A0365
Title: Efficient estimation for functional accelerated failure time models
Authors: Changyu Liu - The Hong Kong Polytechnic University (Hong Kong)
Xingqiu Zhao - The Hong Kong Polytechnic University (Hong Kong)
Guosheng Yin - The University of Hong Kong (Hong Kong)
Wen Su - City University of Hong Kong (Hong Kong)
Kin Yat Liu - The Chinese University of Hong Kong (Hong Kong) [presenting]
Abstract: A functional accelerated failure time model is introduced to analyze the impact of both functional and scalar covariates on the time until an event occurs. Regularity conditions are also established to ensure the model is identifiable.
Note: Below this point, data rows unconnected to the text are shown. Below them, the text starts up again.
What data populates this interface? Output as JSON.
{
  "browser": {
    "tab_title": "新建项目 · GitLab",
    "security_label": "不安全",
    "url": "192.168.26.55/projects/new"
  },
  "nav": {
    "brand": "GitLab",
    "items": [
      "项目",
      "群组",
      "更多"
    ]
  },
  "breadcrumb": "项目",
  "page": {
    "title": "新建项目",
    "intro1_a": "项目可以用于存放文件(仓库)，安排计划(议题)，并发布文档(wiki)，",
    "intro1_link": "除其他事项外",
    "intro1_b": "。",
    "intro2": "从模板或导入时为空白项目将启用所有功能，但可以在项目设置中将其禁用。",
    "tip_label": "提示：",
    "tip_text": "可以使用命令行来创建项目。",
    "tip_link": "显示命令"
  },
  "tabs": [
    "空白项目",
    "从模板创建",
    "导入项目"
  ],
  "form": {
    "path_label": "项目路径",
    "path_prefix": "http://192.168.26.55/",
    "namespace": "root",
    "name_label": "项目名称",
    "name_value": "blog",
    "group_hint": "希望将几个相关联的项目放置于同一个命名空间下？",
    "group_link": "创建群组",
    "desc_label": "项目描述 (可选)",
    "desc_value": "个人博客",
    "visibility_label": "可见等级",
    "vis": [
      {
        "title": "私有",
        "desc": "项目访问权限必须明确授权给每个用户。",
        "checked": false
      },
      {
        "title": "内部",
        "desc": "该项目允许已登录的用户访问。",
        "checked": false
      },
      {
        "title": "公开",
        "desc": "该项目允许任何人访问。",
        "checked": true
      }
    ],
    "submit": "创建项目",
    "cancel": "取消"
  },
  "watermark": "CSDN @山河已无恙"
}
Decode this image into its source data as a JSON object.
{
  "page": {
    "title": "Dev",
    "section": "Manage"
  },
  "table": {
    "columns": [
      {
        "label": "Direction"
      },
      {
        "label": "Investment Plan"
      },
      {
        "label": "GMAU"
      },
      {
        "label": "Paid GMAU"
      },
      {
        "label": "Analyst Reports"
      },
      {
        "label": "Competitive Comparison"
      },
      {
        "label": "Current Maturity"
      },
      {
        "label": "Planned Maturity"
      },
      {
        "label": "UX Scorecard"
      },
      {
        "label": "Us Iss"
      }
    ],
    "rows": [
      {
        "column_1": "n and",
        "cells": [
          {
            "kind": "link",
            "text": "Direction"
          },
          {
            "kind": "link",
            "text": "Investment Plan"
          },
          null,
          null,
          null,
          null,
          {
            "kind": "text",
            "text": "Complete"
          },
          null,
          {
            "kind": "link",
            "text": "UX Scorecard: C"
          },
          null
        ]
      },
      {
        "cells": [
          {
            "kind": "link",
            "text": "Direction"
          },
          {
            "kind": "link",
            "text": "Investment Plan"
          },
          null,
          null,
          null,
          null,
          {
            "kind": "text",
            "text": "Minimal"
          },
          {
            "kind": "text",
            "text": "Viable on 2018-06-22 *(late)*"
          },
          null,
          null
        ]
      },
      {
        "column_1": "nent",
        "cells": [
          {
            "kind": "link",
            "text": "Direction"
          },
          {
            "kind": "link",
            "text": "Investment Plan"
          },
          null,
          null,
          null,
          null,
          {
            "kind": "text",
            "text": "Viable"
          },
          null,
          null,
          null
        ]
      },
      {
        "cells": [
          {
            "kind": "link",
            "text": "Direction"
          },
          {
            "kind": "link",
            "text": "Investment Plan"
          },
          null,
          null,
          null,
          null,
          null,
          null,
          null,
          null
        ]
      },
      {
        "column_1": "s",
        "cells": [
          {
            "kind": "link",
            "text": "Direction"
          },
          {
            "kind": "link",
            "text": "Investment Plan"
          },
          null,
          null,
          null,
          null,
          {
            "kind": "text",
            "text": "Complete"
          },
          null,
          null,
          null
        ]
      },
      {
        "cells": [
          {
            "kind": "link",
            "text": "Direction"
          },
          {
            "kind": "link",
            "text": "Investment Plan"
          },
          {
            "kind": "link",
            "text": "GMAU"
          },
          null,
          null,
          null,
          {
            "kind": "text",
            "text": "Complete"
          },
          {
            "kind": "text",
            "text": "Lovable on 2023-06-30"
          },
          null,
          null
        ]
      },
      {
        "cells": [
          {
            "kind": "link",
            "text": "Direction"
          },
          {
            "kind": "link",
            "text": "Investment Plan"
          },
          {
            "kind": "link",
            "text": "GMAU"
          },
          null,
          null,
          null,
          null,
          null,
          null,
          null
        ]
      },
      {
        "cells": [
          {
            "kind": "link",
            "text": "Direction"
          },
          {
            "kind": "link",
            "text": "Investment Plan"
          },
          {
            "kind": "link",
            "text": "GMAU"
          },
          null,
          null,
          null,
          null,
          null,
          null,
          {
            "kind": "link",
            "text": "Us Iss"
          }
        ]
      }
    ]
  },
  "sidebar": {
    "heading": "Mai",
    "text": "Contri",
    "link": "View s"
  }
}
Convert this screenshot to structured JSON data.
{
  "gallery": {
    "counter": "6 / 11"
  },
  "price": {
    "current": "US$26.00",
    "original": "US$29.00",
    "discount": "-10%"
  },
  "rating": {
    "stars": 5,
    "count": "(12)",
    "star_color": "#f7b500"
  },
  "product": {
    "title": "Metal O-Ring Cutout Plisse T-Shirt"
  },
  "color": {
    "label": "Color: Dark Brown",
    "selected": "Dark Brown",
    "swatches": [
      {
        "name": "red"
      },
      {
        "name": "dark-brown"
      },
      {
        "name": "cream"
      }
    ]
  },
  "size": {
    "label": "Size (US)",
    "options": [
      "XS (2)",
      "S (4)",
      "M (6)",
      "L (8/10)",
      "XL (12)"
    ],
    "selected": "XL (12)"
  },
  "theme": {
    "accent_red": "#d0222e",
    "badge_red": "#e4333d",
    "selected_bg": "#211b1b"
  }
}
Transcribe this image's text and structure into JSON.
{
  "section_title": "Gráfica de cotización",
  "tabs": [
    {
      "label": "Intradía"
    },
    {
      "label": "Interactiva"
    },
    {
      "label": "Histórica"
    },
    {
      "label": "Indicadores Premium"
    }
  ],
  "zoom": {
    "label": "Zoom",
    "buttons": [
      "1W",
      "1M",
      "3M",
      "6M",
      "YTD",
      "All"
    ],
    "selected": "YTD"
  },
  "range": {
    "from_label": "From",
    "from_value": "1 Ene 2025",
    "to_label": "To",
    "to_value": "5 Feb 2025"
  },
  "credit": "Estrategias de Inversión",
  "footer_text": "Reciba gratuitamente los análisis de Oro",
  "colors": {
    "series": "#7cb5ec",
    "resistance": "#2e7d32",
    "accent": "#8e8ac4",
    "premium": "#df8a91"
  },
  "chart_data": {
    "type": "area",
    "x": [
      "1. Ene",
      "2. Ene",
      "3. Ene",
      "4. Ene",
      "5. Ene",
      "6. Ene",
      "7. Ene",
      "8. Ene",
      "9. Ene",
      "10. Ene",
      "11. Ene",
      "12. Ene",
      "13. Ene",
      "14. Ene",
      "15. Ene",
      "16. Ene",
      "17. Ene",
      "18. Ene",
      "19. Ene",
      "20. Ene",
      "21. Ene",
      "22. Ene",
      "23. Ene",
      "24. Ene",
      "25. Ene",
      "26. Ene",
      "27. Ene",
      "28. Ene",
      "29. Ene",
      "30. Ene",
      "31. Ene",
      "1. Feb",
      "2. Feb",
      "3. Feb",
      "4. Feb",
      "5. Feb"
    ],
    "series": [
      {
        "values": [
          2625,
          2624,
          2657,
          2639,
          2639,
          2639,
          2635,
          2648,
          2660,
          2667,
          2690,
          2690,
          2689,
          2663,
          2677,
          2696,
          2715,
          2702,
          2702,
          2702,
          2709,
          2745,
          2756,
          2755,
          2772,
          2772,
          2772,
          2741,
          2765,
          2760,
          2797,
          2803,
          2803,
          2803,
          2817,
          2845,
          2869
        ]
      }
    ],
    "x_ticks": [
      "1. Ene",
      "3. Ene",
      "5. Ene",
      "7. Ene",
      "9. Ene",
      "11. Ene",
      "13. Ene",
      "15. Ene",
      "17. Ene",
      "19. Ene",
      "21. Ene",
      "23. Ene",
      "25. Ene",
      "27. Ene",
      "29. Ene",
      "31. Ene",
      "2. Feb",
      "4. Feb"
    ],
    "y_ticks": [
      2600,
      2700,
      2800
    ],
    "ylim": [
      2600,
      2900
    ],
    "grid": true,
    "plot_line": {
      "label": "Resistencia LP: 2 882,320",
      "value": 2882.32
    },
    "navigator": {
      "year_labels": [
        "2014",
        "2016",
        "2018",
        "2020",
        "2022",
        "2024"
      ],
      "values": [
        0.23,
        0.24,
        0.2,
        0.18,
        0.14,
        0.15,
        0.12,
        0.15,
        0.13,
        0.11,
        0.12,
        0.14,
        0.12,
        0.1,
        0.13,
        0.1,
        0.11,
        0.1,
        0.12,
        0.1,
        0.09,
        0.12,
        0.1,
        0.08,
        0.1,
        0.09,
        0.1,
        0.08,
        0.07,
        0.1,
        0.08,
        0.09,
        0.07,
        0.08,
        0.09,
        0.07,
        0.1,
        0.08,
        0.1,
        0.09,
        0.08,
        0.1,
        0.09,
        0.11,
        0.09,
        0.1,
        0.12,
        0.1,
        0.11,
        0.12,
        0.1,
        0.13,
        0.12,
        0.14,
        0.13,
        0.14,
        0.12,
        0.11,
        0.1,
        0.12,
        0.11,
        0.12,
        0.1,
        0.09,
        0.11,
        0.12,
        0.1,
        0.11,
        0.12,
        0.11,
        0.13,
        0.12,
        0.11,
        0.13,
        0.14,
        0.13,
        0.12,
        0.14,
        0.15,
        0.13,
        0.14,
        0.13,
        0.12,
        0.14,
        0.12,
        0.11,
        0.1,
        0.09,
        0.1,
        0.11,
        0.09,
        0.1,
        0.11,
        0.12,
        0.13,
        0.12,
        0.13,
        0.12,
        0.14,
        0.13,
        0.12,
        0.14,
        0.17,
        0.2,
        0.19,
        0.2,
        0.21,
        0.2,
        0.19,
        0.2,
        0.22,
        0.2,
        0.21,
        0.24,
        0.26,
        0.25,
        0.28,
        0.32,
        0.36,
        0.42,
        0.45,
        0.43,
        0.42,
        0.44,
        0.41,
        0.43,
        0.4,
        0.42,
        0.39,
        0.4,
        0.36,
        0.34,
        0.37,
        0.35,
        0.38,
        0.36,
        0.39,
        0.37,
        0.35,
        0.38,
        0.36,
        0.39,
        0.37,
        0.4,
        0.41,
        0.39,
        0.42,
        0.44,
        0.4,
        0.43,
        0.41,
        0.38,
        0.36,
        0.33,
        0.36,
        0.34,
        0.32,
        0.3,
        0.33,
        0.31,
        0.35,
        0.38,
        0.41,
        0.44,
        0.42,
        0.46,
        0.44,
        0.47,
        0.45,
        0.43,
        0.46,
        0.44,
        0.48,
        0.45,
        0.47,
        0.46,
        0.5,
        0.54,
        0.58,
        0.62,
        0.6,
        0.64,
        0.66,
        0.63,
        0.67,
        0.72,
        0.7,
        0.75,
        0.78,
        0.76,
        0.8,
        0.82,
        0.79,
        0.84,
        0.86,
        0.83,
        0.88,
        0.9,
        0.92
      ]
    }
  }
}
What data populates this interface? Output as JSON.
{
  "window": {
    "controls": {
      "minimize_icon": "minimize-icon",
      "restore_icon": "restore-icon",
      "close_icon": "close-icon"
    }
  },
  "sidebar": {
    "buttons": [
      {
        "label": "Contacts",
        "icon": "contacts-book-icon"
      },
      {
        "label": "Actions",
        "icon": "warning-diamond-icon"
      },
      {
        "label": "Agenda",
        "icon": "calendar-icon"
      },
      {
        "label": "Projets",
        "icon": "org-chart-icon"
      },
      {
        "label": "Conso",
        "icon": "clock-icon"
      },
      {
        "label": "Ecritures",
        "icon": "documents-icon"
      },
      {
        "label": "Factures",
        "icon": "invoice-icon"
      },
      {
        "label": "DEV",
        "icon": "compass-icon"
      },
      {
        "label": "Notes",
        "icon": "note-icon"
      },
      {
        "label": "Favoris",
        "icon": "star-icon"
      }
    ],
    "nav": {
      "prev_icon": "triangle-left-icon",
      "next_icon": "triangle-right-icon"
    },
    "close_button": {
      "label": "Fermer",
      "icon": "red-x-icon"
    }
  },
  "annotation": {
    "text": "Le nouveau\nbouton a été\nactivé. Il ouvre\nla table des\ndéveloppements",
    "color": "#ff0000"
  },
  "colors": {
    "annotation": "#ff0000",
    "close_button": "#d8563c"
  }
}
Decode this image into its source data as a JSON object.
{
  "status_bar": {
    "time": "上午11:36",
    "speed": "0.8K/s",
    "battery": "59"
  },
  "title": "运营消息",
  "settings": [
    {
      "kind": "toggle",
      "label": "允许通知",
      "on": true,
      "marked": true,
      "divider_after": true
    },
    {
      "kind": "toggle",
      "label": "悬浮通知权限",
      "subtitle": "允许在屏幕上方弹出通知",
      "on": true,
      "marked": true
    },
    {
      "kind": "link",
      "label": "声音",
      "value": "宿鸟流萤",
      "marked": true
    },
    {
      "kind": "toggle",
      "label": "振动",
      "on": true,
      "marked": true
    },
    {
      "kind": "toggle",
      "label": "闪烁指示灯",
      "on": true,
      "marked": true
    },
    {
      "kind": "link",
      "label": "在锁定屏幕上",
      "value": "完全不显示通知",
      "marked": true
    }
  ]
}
For efficient parameter estimation, a sieve maximum likelihood method that combines parametric and nonparametric coefficients with an unknown baseline hazard function within the likelihood function is created. This combination not only leads to significant numerical challenges but also introduces new theoretical difficulties. By formulating a comprehensive theoretical framework, these issues related to the bundled parameters are addressed, and the convergence rate of the proposed estimator is determined. Moreover, it is demonstrated that the finite-dimensional estimator is root-n consistent, asymptotically normal, and reaches the semiparametric information bound. The nonparametric optimality of the functional estimator is further shown, and an asymptotic simultaneous confidence band is constructed. The effectiveness of the inference procedures is assessed through extensive simulations and illustrated with a case study using data from the National Health and Nutrition Examination Survey.